Segundo Amadeus, no caso de Gabi Coelho, os posts com as ofensas podem ser enquadrados como prática de injúria.
Em outro post, um usuário deu a entender que a profissional só entrou no time do Estadão por meio de “quotas”. Para o especialista, é uma forma de racismo:
“Com relação aos crimes raciais, entendo que o racismo velado, assim como o racismo recreativo, constituem crime de racismo. O que está em jogo no crime de racismo é a tentativa de hierarquizar pessoas, bem como a manutenção de uma ordem social injusta. Portanto, quaisquer práticas que visem isso, seja qual for a espécie escolhida para a exteriorização do racismo - recreativo, atávico, velado, individual ou institucional”.
Em 2020, a Abraji mostrou casos contra jornalistas mulheres, em que usuários de redes sociais chegaram a fazer doxing (exposição de dados pessoais) de jornalistas, colocando em risco a integridade física de repórteres.
Além de um ano marcado por violência contra a imprensa e seus profissionais, 2020 terminou com sinais claros de mulheres jornalistas no centro desses ataques. Levantamentos de várias organizações sinalizam que mulheres são as vítimas mais recorrentes de perseguições no ambiente digital no Brasil, na América Latina e no mundo.
Só em nov.2020, a Abraji contabilizou 43 alertas específicos enquadrados na categoria “Ataques contra a Liberdade de Expressão”. Cinco desses abusos se deram na internet — e todos contra mulheres. De 72 registros na categoria ao longo do ano, 20 se referiam a profissionais do gênero feminino, 36 a meios de comunicação e 16 a homens.
Nesse mesmo mês, mais de 100 mulheres jornalistas lançaram um manifesto em repúdio aos ataques machistas perpetrados por militantes digitais à diretora do site Aos Fatos, Tai Nalon.

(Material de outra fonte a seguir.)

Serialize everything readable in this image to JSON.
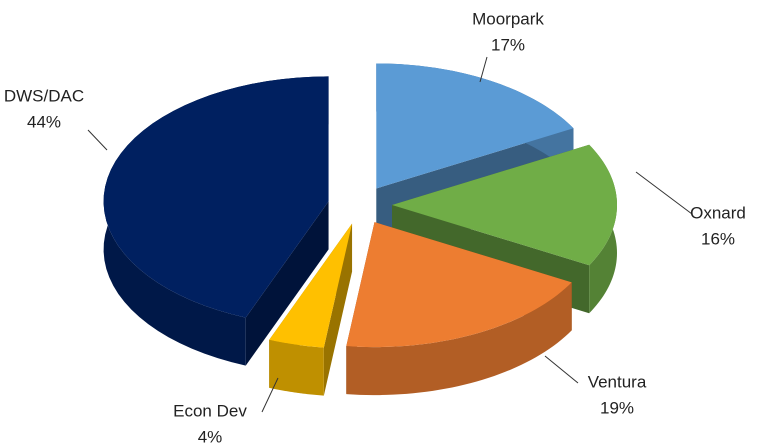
{
  "chart_data": {
    "type": "pie",
    "categories": [
      "Moorpark",
      "Oxnard",
      "Ventura",
      "Econ Dev",
      "DWS/DAC"
    ],
    "values": [
      17,
      16,
      19,
      4,
      44
    ],
    "value_labels": [
      "17%",
      "16%",
      "19%",
      "4%",
      "44%"
    ],
    "colors": [
      "#5b9bd5",
      "#70ad47",
      "#ed7d31",
      "#ffc000",
      "#002060"
    ]
  }
}
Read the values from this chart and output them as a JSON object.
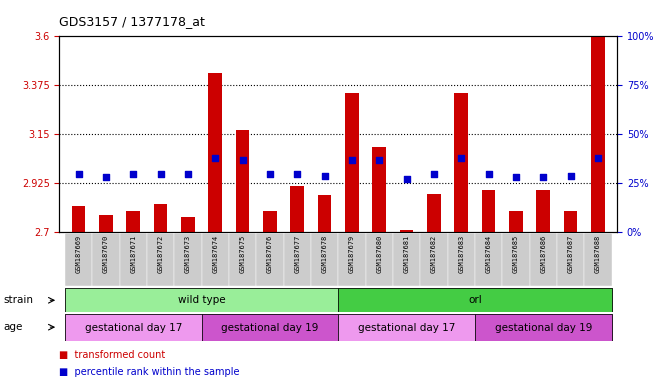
{
  "title": "GDS3157 / 1377178_at",
  "samples": [
    "GSM187669",
    "GSM187670",
    "GSM187671",
    "GSM187672",
    "GSM187673",
    "GSM187674",
    "GSM187675",
    "GSM187676",
    "GSM187677",
    "GSM187678",
    "GSM187679",
    "GSM187680",
    "GSM187681",
    "GSM187682",
    "GSM187683",
    "GSM187684",
    "GSM187685",
    "GSM187686",
    "GSM187687",
    "GSM187688"
  ],
  "transformed_count": [
    2.82,
    2.78,
    2.8,
    2.83,
    2.77,
    3.43,
    3.17,
    2.8,
    2.915,
    2.87,
    3.34,
    3.09,
    2.71,
    2.875,
    3.34,
    2.895,
    2.8,
    2.895,
    2.8,
    3.6
  ],
  "percentile_rank": [
    30,
    28,
    30,
    30,
    30,
    38,
    37,
    30,
    30,
    29,
    37,
    37,
    27,
    30,
    38,
    30,
    28,
    28,
    29,
    38
  ],
  "ylim_left": [
    2.7,
    3.6
  ],
  "ylim_right": [
    0,
    100
  ],
  "yticks_left": [
    2.7,
    2.925,
    3.15,
    3.375,
    3.6
  ],
  "yticks_right": [
    0,
    25,
    50,
    75,
    100
  ],
  "hlines": [
    2.925,
    3.15,
    3.375
  ],
  "bar_color": "#cc0000",
  "dot_color": "#0000cc",
  "bar_width": 0.5,
  "strain_labels": [
    {
      "label": "wild type",
      "start": 0,
      "end": 9,
      "color": "#99ee99"
    },
    {
      "label": "orl",
      "start": 10,
      "end": 19,
      "color": "#44cc44"
    }
  ],
  "age_labels": [
    {
      "label": "gestational day 17",
      "start": 0,
      "end": 4,
      "color": "#ee99ee"
    },
    {
      "label": "gestational day 19",
      "start": 5,
      "end": 9,
      "color": "#cc55cc"
    },
    {
      "label": "gestational day 17",
      "start": 10,
      "end": 14,
      "color": "#ee99ee"
    },
    {
      "label": "gestational day 19",
      "start": 15,
      "end": 19,
      "color": "#cc55cc"
    }
  ],
  "tick_color_left": "#cc0000",
  "tick_color_right": "#0000cc",
  "xlabel_area_color": "#cccccc"
}
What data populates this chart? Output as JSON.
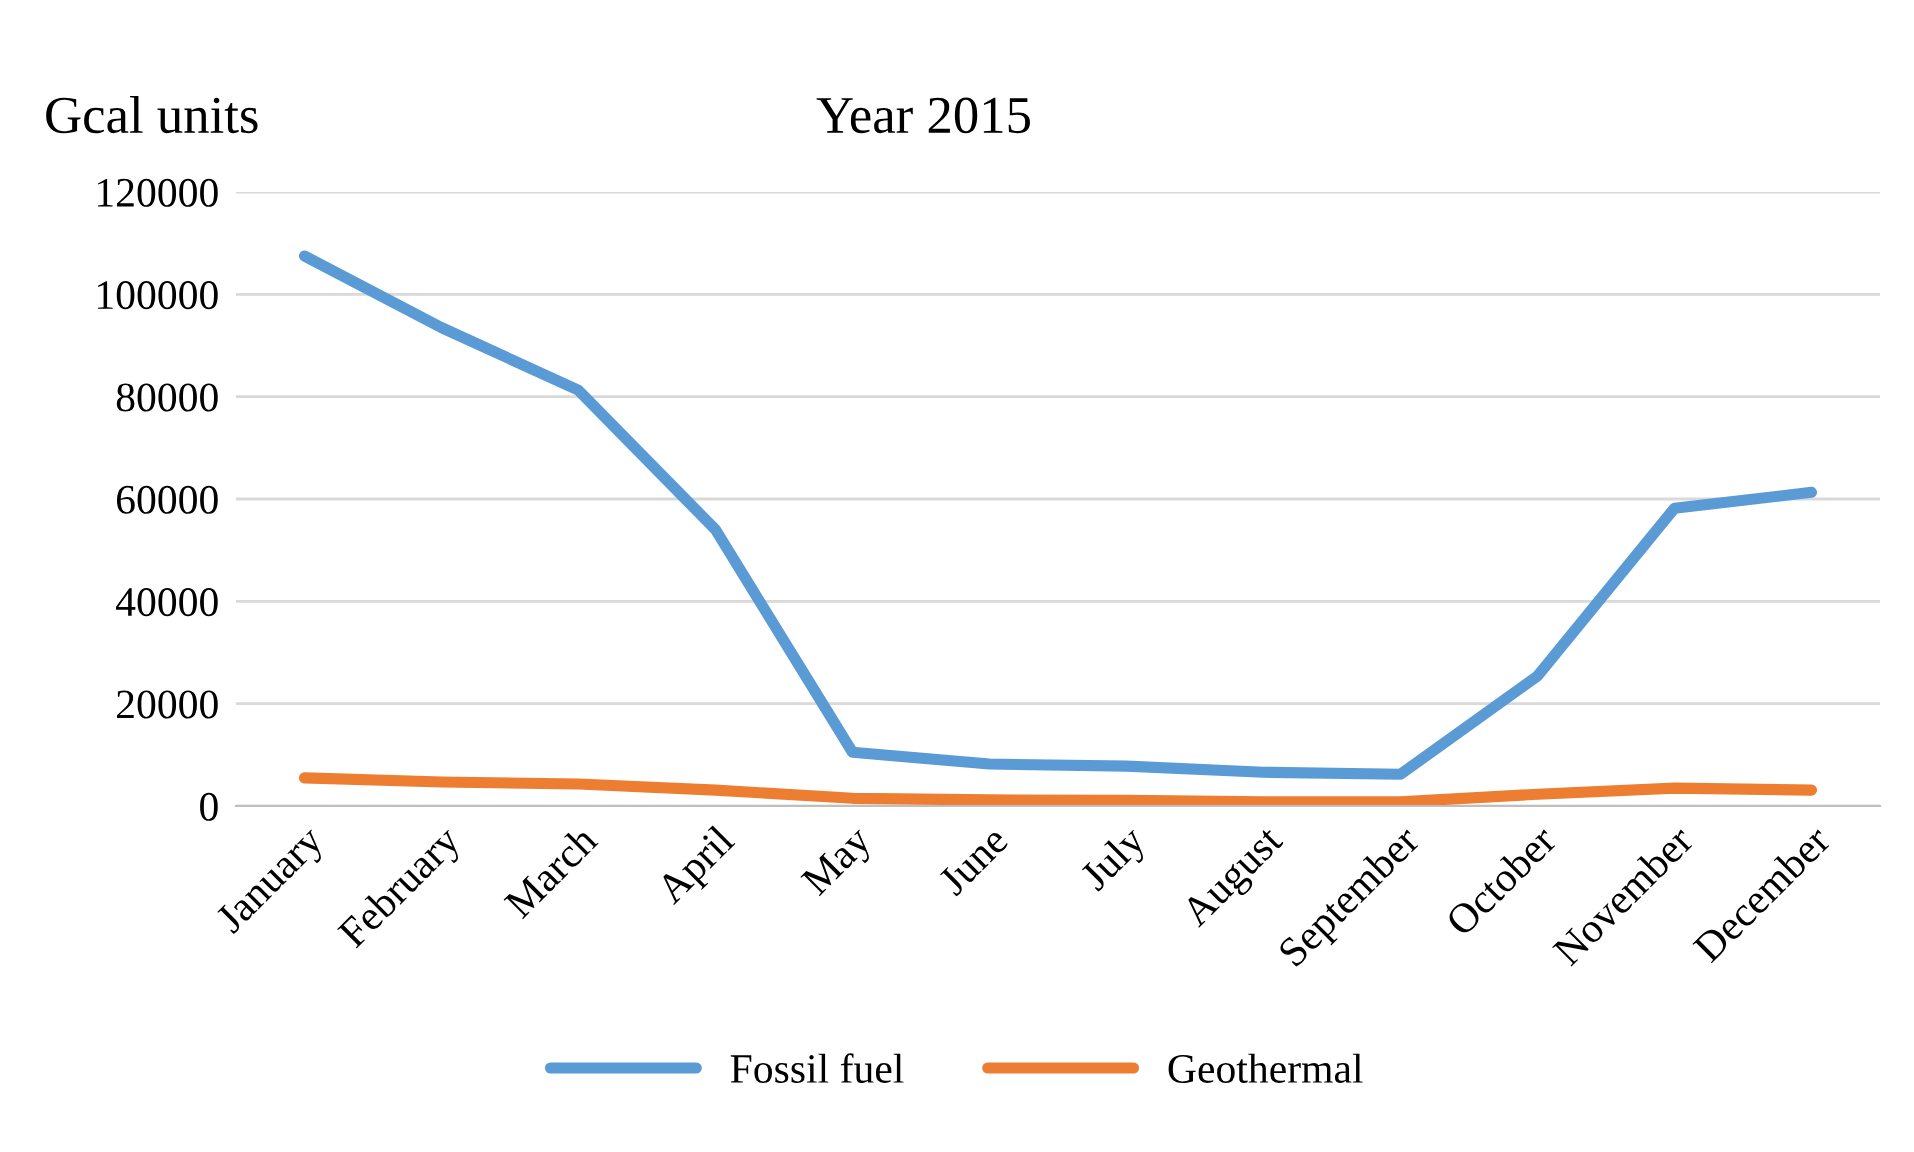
{
  "chart_data": {
    "type": "line",
    "title": "Year 2015",
    "ylabel": "Gcal units",
    "categories": [
      "January",
      "February",
      "March",
      "April",
      "May",
      "June",
      "July",
      "August",
      "September",
      "October",
      "November",
      "December"
    ],
    "series": [
      {
        "name": "Fossil fuel",
        "color": "#5b9bd5",
        "values": [
          107500,
          93500,
          81250,
          54000,
          10500,
          8200,
          7800,
          6600,
          6200,
          25400,
          58200,
          61300
        ]
      },
      {
        "name": "Geothermal",
        "color": "#ed7d31",
        "values": [
          5500,
          4700,
          4300,
          3100,
          1500,
          1200,
          1100,
          800,
          800,
          2300,
          3500,
          3100
        ]
      }
    ],
    "ylim": [
      0,
      120000
    ],
    "yticks": [
      0,
      20000,
      40000,
      60000,
      80000,
      100000,
      120000
    ],
    "grid": "y",
    "legend": "bottom",
    "marker": "none",
    "line_style": "solid"
  }
}
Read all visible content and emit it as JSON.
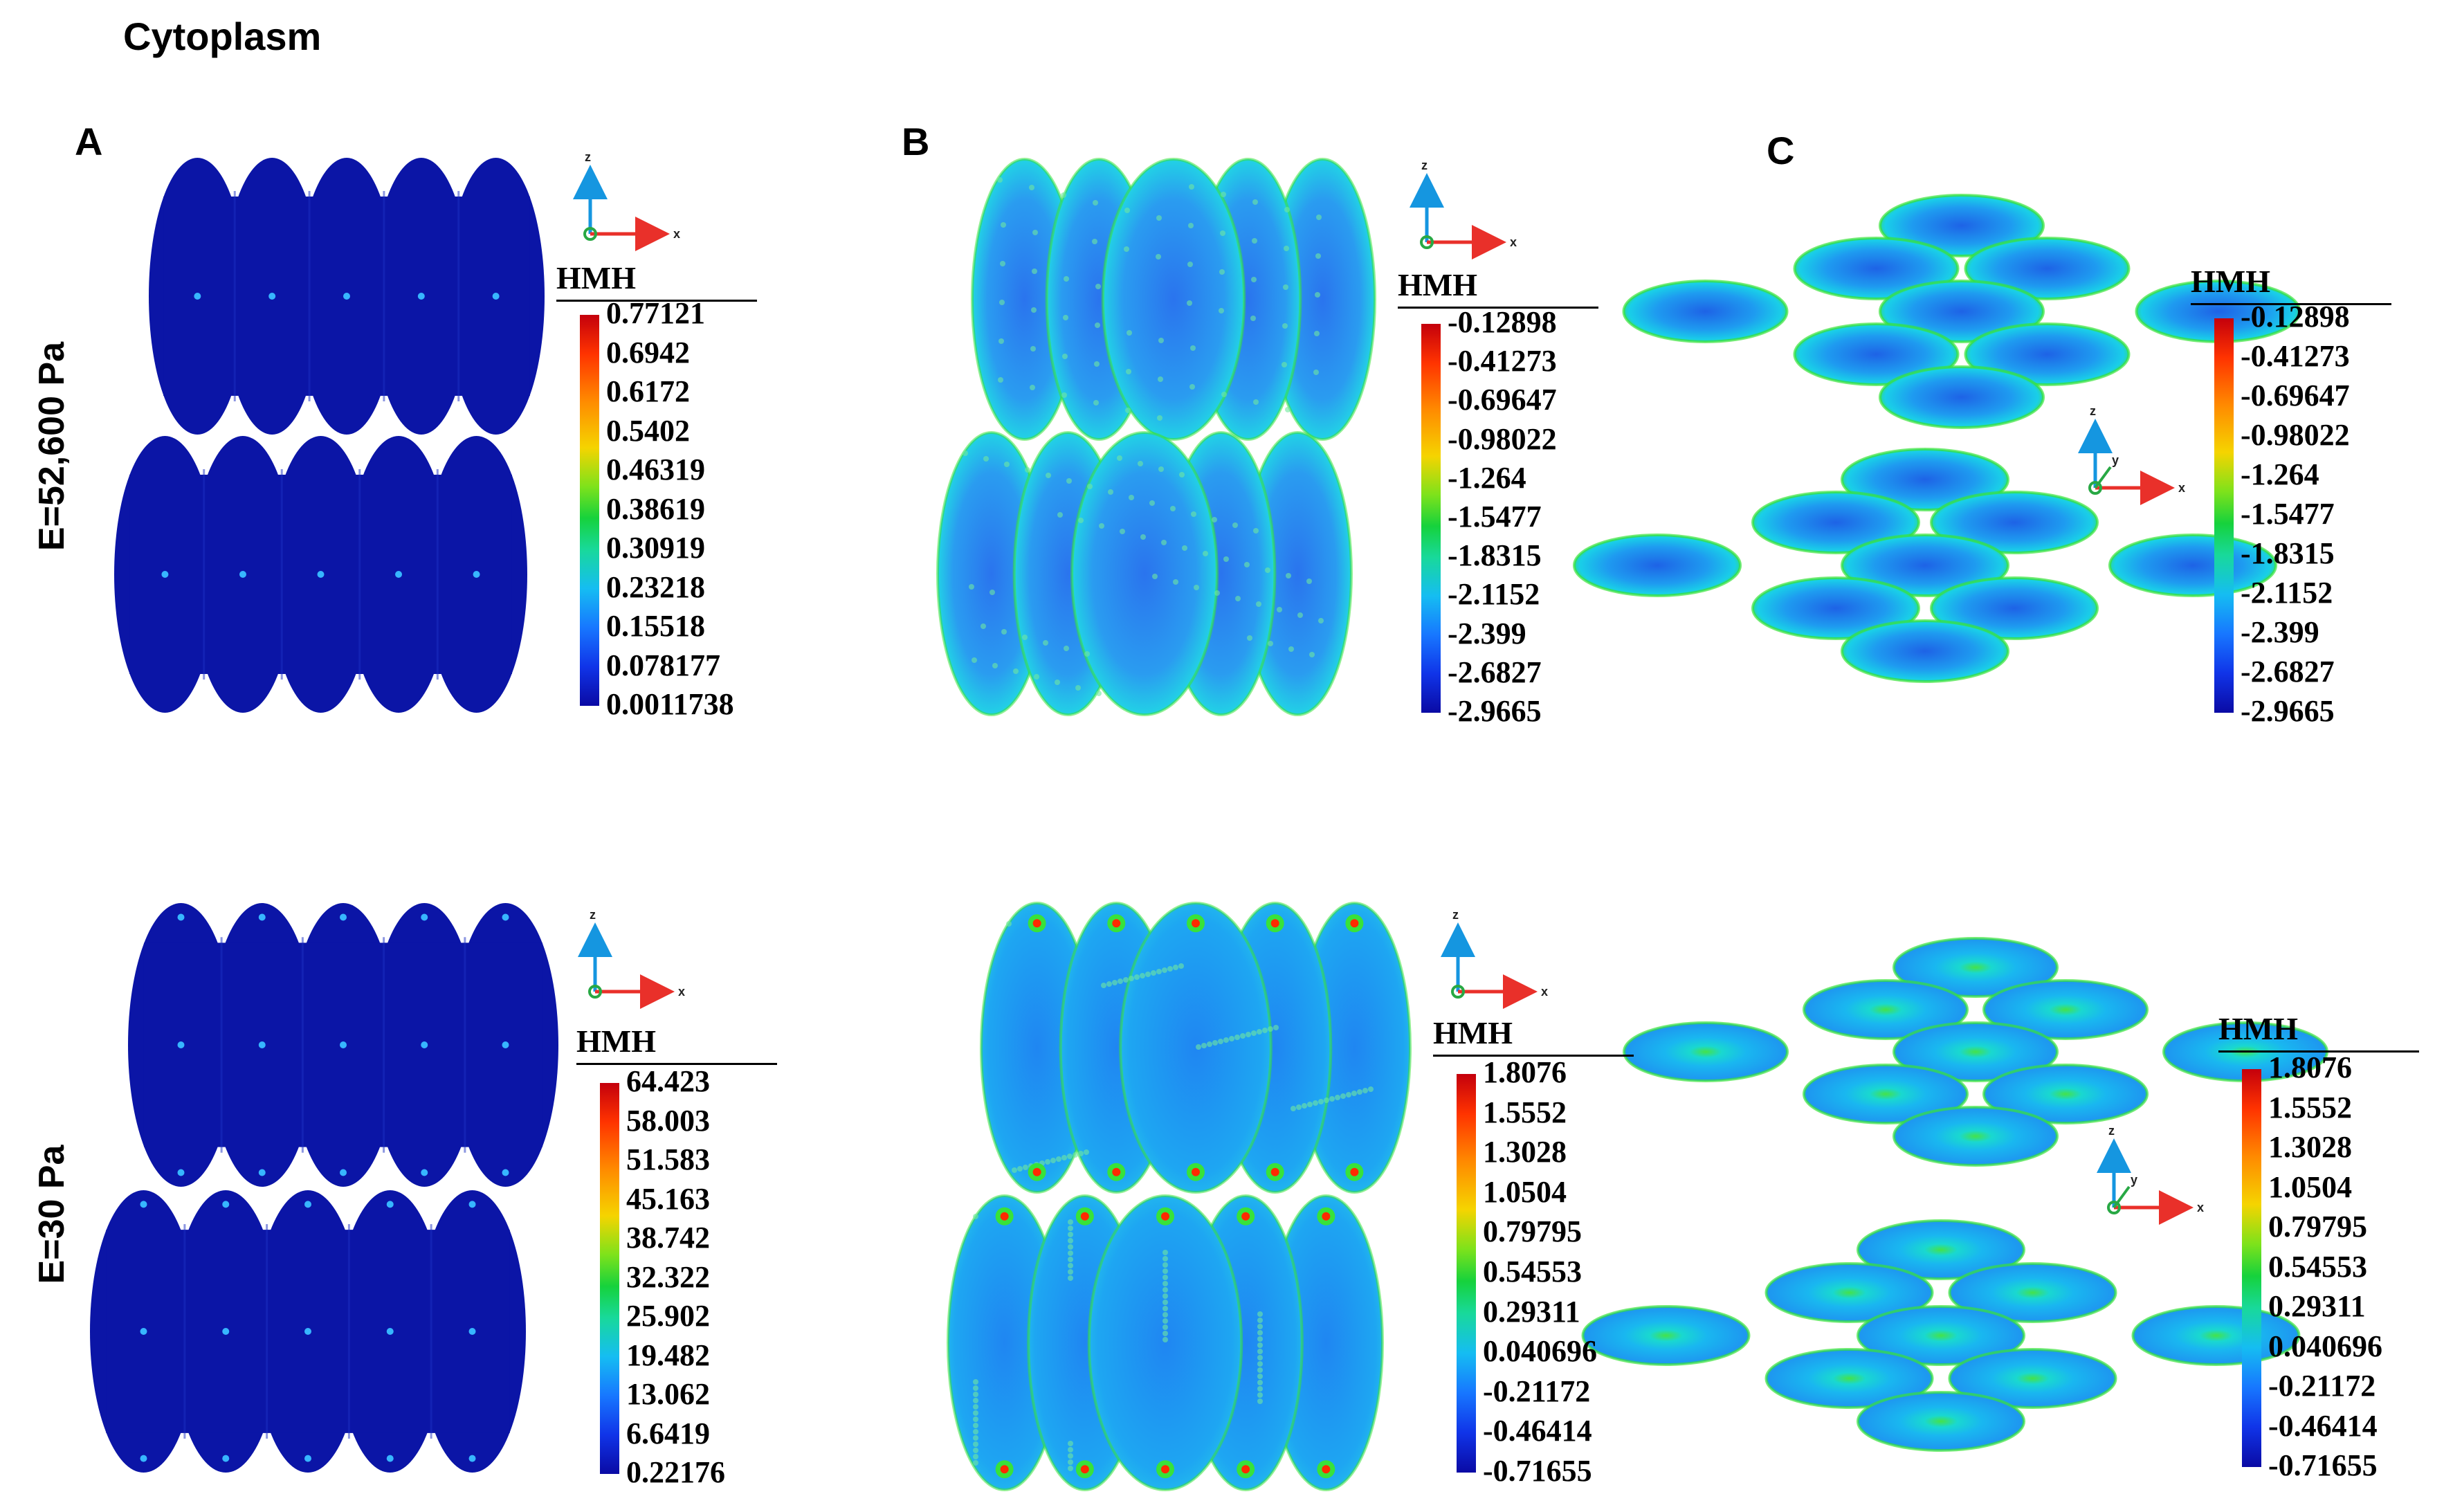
{
  "title": "Cytoplasm",
  "panel_labels": [
    "A",
    "B",
    "C"
  ],
  "row_labels": [
    "E=52,600 Pa",
    "E=30  Pa"
  ],
  "axis_letters": {
    "x": "x",
    "y": "y",
    "z": "z"
  },
  "colors": {
    "deep_blue": "#0b15a6",
    "field_blue": "#1f7ef0",
    "field_cyan": "#18c8ee",
    "highlight_green": "#38e23a",
    "hot_red": "#ff2a00",
    "axis_cyan": "#1596e0",
    "axis_red": "#e9302a",
    "axis_green": "#28a844"
  },
  "colorbars": [
    {
      "id": "top-A",
      "title": "HMH",
      "ticks": [
        "0.77121",
        "0.6942",
        "0.6172",
        "0.5402",
        "0.46319",
        "0.38619",
        "0.30919",
        "0.23218",
        "0.15518",
        "0.078177",
        "0.0011738"
      ]
    },
    {
      "id": "top-B",
      "title": "HMH",
      "ticks": [
        "-0.12898",
        "-0.41273",
        "-0.69647",
        "-0.98022",
        "-1.264",
        "-1.5477",
        "-1.8315",
        "-2.1152",
        "-2.399",
        "-2.6827",
        "-2.9665"
      ]
    },
    {
      "id": "top-C",
      "title": "HMH",
      "ticks": [
        "-0.12898",
        "-0.41273",
        "-0.69647",
        "-0.98022",
        "-1.264",
        "-1.5477",
        "-1.8315",
        "-2.1152",
        "-2.399",
        "-2.6827",
        "-2.9665"
      ]
    },
    {
      "id": "bottom-A",
      "title": "HMH",
      "ticks": [
        "64.423",
        "58.003",
        "51.583",
        "45.163",
        "38.742",
        "32.322",
        "25.902",
        "19.482",
        "13.062",
        "6.6419",
        "0.22176"
      ]
    },
    {
      "id": "bottom-B",
      "title": "HMH",
      "ticks": [
        "1.8076",
        "1.5552",
        "1.3028",
        "1.0504",
        "0.79795",
        "0.54553",
        "0.29311",
        "0.040696",
        "-0.21172",
        "-0.46414",
        "-0.71655"
      ]
    },
    {
      "id": "bottom-C",
      "title": "HMH",
      "ticks": [
        "1.8076",
        "1.5552",
        "1.3028",
        "1.0504",
        "0.79795",
        "0.54553",
        "0.29311",
        "0.040696",
        "-0.21172",
        "-0.46414",
        "-0.71655"
      ]
    }
  ]
}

Mulheres que trabalham em agências de checagem se tornam um alvo ainda mais provável. Para Laura Zommer, fundadora da primeira agência de checagem da América Latina, o Chequeado, da Argentina, há de se prestar atenção nas frequentes articulações de desinformadores para deslegitimar o trabalho dos checadores.
“O ambiente digital se tornou um meio de se propagar práticas que reúnem características de assédio, misoginia, perseguição e exposição de dados pessoais”, explica Letícia Kleim.